2-Ancak, her ne kadar stopajın vergi dairesine yatırılması vergi sorumlusu bulunan davacı bankaya ait bir yükümlülük ise de, vergi yükümlüsü olan ve yasa değişikliği nedeniyle verği yükümlülüğünün doğduğunu bilen ve verginin yatırılmadığını bilmek durumunda olan davalı Vakfın da bu hususu denetlememesi ve davalı bankayı uyarmaması da BK.nun 98/2 nci maddesi delaletiyle sözleşme ilişkilerine de uygulanması gereken BK.nun 44 ------- kusur teşkil edeceği açıktır. Nitekim Dairemizce de emsal bir olayda bu husus kabul edilmiştir.
(24.1.2005 tarih 2004/3738 Esas, 2005/156 Karar) Bu itibarla, mahkemece davalının da olayda müterafik kusurlu olduğu kabul edilerek, bu oran belirlenmek neticesine göre bir karar tesis edilmek gerektiğinden davacı vekilinin bu yöne ilişen karar düzeltme itirazının kabulüyle Dairemizin 22.6.2006 tarih ve 2005/4698 Esas 2006/7340 Karar sayılı ilamının ortadan kaldırılarak, yerel mahkeme kararının davacı yararına bozulmasına karar vermek gerekmiştir...) gerekçesiyle bozularak dosya yerine geri çevrilmekle, yeniden yapılan yargılama sonunda, mahkemece önceki kararda direnilmiştir.

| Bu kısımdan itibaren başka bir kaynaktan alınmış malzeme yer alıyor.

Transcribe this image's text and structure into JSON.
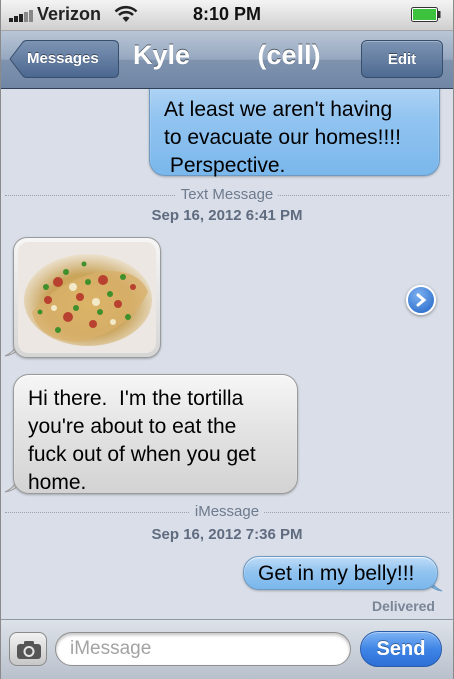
{
  "status_bar": {
    "carrier": "Verizon",
    "time": "8:10 PM",
    "icons": [
      "signal-bars-icon",
      "wifi-icon",
      "battery-icon"
    ]
  },
  "nav": {
    "back_label": "Messages",
    "title": "Kyle         (cell)",
    "edit_label": "Edit"
  },
  "messages": [
    {
      "direction": "outgoing",
      "lines": [
        "At least we aren't having",
        "to evacuate our homes!!!!",
        " Perspective."
      ]
    },
    {
      "type": "divider",
      "label": "Text Message",
      "timestamp": "Sep 16, 2012 6:41 PM"
    },
    {
      "direction": "incoming",
      "type": "photo",
      "icon": "food-photo-thumbnail"
    },
    {
      "direction": "incoming",
      "lines": [
        "Hi there.  I'm the tortilla",
        "you're about to eat the",
        "fuck out of when you get",
        "home."
      ]
    },
    {
      "type": "divider",
      "label": "iMessage",
      "timestamp": "Sep 16, 2012 7:36 PM"
    },
    {
      "direction": "outgoing",
      "text": "Get in my belly!!!",
      "status": "Delivered"
    }
  ],
  "input_bar": {
    "placeholder": "iMessage",
    "value": "",
    "send_label": "Send"
  },
  "colors": {
    "outgoing_bubble": "#92c4f0",
    "incoming_bubble": "#e2e2e2",
    "background": "#d9dee8",
    "send_button": "#3f85e6"
  }
}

TEMYİZ EDEN: Davacı vekili
HUKUK GENEL KURULU KARARI
Hukuk Genel Kurulunca incelenerek direnme kararının süresinde temyiz edildiği anlaşıldıktan ve dosyadaki kağıtlar okunduktan sonra gereği görüşüldü:
Tarafların karşılıklı iddia ve savunmalarına, dosyadaki tutanak ve kanıtlara, bozma kararında açıklanan gerektirici nedenlere göre,Hukuk Genel Kurulu"nca da benimsenen Özel Daire bozma kararına uyulmak gerekirken,önceki kararda direnilmesi usul ve yasaya aykırıdır.Bu nedenle direnme kararı bozulmalıdır.
SONUÇ:Davacı vekilinin temyiz itirazlarının kabulü ile,direnme kararının Özel Daire bozma kararında gösterilen nedenlerden dolayı H.U.M.K.nun 429. Maddesi gereğince BOZULMASINA,istek halinde temyiz peşin harcının geri verilmesine, 3.10.2007 gününde oybirliği ile karar verildi.